Highlights & Insights¶
- Multi-element Tokenization Paradigm: Extends the "token + position" concept from NLP to a 5-element representation, decoupling encoding across dimensions and outperforming schemes that compress all information into one PE.
- Random Feature GNN PE: Elegantly combines random initialization for expressiveness with step-wise resampling for equivariance.
- Engineering-friendly: Directly replaces GNN components in the RDL pipeline while maintaining existing infrastructure.
- Global Centroid Mechanism: Dynamic centroid updates via EMA K-Means eliminate the need for additional preprocessing steps.
Limitations & Future Work¶
- Recommendation tasks were not covered (9 of 30 RelBench tasks were excluded) as they require specialized pair-wise learning.
- Temporal encoding relies on simple linear transformations; more advanced temporal encodings (e.g., periodic functions, learnable kernels) could be integrated.
- Fixed sampling of \(K=300\) may be suboptimal for extremely large or small local structures.

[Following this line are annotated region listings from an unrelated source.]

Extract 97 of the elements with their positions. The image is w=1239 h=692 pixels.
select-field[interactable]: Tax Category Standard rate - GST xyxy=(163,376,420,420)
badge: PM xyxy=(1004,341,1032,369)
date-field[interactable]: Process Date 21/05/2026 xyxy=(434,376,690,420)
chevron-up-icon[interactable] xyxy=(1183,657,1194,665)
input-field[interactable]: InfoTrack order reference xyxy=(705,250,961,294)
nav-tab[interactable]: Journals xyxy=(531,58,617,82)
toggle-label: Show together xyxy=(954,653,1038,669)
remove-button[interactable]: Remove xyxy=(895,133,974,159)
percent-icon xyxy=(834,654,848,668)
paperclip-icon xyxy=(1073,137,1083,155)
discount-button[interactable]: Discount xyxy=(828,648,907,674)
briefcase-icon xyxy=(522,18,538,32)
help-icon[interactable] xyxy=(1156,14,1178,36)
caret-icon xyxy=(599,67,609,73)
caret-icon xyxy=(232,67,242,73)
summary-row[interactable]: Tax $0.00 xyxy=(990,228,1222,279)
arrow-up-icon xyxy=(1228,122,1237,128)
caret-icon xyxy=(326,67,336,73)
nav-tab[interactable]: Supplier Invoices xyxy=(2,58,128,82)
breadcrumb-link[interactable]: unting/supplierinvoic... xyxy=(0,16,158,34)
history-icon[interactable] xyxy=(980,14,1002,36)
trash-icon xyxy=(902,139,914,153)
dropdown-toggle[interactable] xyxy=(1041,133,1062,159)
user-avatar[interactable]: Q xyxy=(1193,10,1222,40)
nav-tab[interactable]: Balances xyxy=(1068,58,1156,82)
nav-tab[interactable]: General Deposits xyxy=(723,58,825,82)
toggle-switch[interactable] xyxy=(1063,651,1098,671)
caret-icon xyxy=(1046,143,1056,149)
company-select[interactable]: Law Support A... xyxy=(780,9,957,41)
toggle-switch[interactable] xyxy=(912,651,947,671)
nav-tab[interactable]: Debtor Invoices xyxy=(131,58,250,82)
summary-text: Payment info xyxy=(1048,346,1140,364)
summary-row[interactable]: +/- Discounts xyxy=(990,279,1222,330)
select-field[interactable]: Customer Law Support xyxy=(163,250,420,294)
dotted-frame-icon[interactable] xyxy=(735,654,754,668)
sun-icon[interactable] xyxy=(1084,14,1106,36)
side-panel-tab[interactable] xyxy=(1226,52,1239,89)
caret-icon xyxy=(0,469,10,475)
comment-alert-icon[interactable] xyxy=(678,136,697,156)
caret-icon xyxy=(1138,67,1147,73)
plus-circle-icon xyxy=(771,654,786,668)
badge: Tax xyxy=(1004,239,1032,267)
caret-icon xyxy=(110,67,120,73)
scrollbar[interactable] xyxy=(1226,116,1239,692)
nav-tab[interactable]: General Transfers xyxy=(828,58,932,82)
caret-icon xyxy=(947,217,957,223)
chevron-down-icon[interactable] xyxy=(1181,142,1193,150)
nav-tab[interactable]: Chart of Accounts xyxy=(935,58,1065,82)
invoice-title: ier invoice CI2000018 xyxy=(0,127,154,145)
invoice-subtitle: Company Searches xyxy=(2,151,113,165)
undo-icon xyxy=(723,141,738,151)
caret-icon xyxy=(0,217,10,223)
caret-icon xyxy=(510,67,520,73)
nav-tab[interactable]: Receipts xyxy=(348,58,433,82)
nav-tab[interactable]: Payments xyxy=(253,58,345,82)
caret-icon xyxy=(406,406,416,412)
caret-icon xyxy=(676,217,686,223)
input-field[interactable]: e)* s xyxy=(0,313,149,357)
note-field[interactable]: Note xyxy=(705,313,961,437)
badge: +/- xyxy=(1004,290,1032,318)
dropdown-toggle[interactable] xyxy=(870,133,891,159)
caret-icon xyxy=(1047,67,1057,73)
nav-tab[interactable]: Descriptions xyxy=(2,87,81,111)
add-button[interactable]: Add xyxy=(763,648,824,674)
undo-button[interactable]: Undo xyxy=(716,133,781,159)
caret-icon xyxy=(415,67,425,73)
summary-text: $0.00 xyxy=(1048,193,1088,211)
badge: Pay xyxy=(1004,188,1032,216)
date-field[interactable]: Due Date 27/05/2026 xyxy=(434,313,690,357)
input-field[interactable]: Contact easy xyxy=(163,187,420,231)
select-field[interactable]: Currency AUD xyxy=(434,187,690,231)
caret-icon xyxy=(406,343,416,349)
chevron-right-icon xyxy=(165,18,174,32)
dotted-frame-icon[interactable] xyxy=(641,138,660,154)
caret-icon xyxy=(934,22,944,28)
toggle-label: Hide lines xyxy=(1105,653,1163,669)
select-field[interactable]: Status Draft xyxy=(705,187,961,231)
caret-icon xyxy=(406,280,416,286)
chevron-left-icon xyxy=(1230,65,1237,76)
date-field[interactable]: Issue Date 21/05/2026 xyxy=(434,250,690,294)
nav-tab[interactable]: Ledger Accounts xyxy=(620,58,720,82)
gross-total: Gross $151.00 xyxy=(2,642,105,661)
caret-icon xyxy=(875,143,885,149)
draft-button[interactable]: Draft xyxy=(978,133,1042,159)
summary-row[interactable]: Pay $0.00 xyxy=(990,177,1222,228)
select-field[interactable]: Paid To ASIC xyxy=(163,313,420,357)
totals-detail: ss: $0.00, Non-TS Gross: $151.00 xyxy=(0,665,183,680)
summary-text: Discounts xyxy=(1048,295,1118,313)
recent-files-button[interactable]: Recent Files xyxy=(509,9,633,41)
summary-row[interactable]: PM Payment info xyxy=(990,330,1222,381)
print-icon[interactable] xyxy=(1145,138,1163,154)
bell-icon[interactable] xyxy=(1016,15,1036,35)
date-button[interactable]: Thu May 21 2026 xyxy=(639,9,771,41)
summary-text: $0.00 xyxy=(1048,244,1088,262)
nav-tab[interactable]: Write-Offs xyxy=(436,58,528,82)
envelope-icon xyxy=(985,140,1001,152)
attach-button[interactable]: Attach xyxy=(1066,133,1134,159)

- The global centroid module introduces noise in some tasks; an adaptive switching mechanism could be considered.
- Extensive hyperparameter searches were not conducted, suggesting potential for further performance gains.
Related Work & Insights¶
- vs GraphGPS: GPS is designed for homogeneous static graphs and cannot handle heterogeneous/temporal data; RelGT is purpose-built for REGs.
- vs HGT: HGT handles heterogeneity but lacks effective PE and temporal modeling; RelGT provides comprehensive coverage via its 5-element representation.
- vs RelGNN / ContextGNN: These methods enhance GNNs but lack the flexibility of the all-to-all attention found in Transformers.
- Insight: The multi-element tokenization concept can be generalized to other multi-dimensional heterogeneous graph scenarios (e.g., knowledge graphs, molecular networks, code dependency graphs).
Rating¶
- Novelty: ★★★★☆ — Multi-element tokenization and random GNN PE are significant contributions.
- Technical Depth: ★★★★☆ — Meticulous design with theoretically grounded components.
- Experimental Thoroughness: ★★★★★ — 21 tasks, multiple baselines, and complete ablation studies.
- Writing Quality: ★★★★☆ — Clear structure and excellent illustrations.